Markets React to Alphabet’s Earnings Disappointment
U.S. equity futures turned lower after Alphabet’s Q4 earnings fell short of expectations, sending its stock plummeting 7.6% in extended trading and erasing $192 billion in market cap. The tech-heavy Nasdaq futures fell 0.5%, while S&P 500 futures lost 0.4%, reflecting concerns over rising capital expenditures in the AI arms race. Investors are now shifting focus to upcoming earnings from Uber, Ford, Qualcomm, and Disney, which could set the tone for broader market sentiment.

Trade Tensions and U.S. Policy Uncertainty Weigh on Sentiment
Markets remain cautious following China’s retaliatory tariffs on $14 billion of U.S. exports, a response to Trump’s 10% levy on Chinese goods. Analysts note that while China’s countermeasures are measured, they may not be enough to pressure the U.S. to reverse its stance. Additionally, Trump’s unexpected comments about taking control of Gaza for economic development introduced a new layer of geopolitical uncertainty, further fueling market volatility.

Dollar Weakens as Treasury Yields Retreat
The U.S. dollar retreated after Treasury yields declined, with the Dollar Index (DXY) falling to 108.050 from Monday’s high of 109.880. The USD/JPY pair dropped 0.7% to 153.09, a seven-week low, as Japanese government bond yields surged on strong wage growth data, reinforcing expectations of further Bank of Japan tightening. The euro rebounded to $1.0380, recovering sharply from a two-year low of $1.0125 hit earlier in the week. The USD/CAD pair also fell to 1.4327, pulling back from a 22-year high of 1.4792.

Gold Hits Record High as Safe-Haven Demand Climbs
Gold prices surged to a fresh all-time high of $2,848 per ounce, driven by a weaker dollar, lower Treasury yields, and heightened risk aversion. The ongoing trade conflict and geopolitical concerns continue to bolster safe-haven demand, making gold one of the strongest performers in recent sessions. Oil Prices Edge Lower Amid U.S.-China Trade War and Iran Sanctions Oil prices dipped after China imposed tariffs on U.S. crude imports, adding downward pressure on global demand.

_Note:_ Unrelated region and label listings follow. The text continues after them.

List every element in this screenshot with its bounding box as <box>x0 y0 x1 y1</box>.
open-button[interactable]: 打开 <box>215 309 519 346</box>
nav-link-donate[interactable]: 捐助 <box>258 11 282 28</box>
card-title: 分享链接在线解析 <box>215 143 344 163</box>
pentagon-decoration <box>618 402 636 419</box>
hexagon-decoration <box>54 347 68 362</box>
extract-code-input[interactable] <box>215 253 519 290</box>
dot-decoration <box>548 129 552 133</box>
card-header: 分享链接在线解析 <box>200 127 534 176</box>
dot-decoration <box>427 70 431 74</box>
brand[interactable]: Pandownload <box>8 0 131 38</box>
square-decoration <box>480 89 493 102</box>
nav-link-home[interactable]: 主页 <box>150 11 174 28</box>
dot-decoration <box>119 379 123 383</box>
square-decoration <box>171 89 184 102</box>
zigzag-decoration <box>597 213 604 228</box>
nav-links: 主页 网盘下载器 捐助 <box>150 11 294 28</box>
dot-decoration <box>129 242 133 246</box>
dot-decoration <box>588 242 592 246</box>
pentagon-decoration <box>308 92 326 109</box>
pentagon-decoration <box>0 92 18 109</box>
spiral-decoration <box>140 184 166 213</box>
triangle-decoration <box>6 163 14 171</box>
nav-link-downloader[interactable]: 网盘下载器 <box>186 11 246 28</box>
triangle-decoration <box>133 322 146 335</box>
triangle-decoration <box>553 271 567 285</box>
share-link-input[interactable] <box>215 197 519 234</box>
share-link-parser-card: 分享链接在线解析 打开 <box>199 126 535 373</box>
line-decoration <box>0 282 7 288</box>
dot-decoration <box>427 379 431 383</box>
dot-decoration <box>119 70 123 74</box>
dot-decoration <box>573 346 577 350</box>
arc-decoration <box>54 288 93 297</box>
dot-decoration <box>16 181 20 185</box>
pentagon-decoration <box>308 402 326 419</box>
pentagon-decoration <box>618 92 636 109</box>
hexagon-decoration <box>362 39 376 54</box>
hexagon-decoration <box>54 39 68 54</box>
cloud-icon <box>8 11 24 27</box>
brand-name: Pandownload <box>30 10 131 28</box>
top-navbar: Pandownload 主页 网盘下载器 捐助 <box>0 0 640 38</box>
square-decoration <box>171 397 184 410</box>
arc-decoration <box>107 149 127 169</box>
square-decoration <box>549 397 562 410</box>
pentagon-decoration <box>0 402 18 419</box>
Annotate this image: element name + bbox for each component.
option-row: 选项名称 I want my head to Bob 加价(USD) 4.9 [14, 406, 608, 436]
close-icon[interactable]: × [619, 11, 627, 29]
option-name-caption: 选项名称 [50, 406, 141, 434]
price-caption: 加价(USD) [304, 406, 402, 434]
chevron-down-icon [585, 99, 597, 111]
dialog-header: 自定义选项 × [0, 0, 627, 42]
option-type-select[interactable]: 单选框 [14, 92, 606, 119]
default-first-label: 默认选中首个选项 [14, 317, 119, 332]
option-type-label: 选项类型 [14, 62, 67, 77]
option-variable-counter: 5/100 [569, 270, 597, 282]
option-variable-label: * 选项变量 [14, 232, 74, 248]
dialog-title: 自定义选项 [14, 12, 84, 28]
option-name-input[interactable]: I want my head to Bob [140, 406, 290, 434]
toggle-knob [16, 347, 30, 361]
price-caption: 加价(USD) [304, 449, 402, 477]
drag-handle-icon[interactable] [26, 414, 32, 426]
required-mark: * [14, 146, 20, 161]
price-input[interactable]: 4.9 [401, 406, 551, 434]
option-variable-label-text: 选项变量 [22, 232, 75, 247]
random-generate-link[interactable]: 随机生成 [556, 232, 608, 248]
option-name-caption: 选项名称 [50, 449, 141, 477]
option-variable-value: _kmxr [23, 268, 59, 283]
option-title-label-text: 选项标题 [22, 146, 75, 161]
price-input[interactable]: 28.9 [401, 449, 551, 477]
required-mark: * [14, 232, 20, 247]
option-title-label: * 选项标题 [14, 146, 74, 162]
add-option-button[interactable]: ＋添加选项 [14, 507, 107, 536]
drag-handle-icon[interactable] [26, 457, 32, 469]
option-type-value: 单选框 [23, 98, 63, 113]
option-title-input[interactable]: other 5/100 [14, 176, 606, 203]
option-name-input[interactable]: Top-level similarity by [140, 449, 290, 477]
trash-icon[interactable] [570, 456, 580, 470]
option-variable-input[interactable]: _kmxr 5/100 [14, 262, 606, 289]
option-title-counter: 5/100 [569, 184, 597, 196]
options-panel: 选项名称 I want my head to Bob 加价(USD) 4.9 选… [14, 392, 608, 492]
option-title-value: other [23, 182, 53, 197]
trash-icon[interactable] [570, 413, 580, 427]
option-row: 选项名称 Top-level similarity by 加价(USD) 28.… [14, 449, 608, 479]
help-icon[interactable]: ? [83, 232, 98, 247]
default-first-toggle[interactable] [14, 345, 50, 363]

Brent crude fell 35 cents to $75.85 per barrel
WTI crude dropped 22 cents to $72.48 per barrel However, losses were limited as reports suggested Trump is reinstating his "maximum pressure" policy on Iran, aiming to reduce Iranian oil exports to zero, which could tighten supply in the coming months.

Market Outlook: Volatility Remains High
With earnings season in full swing, trade tensions escalating, and the Federal Reserve’s rate path uncertain, markets are bracing for continued volatility. Investors will be closely watching: U.S. jobs data on Friday (Nonfarm Payrolls) Further policy developments from Trump’s administration China’s next move in the trade war For now, risk sentiment remains fragile, with traders seeking safe havens in gold and the yen, while equities navigate a turbulent landscape.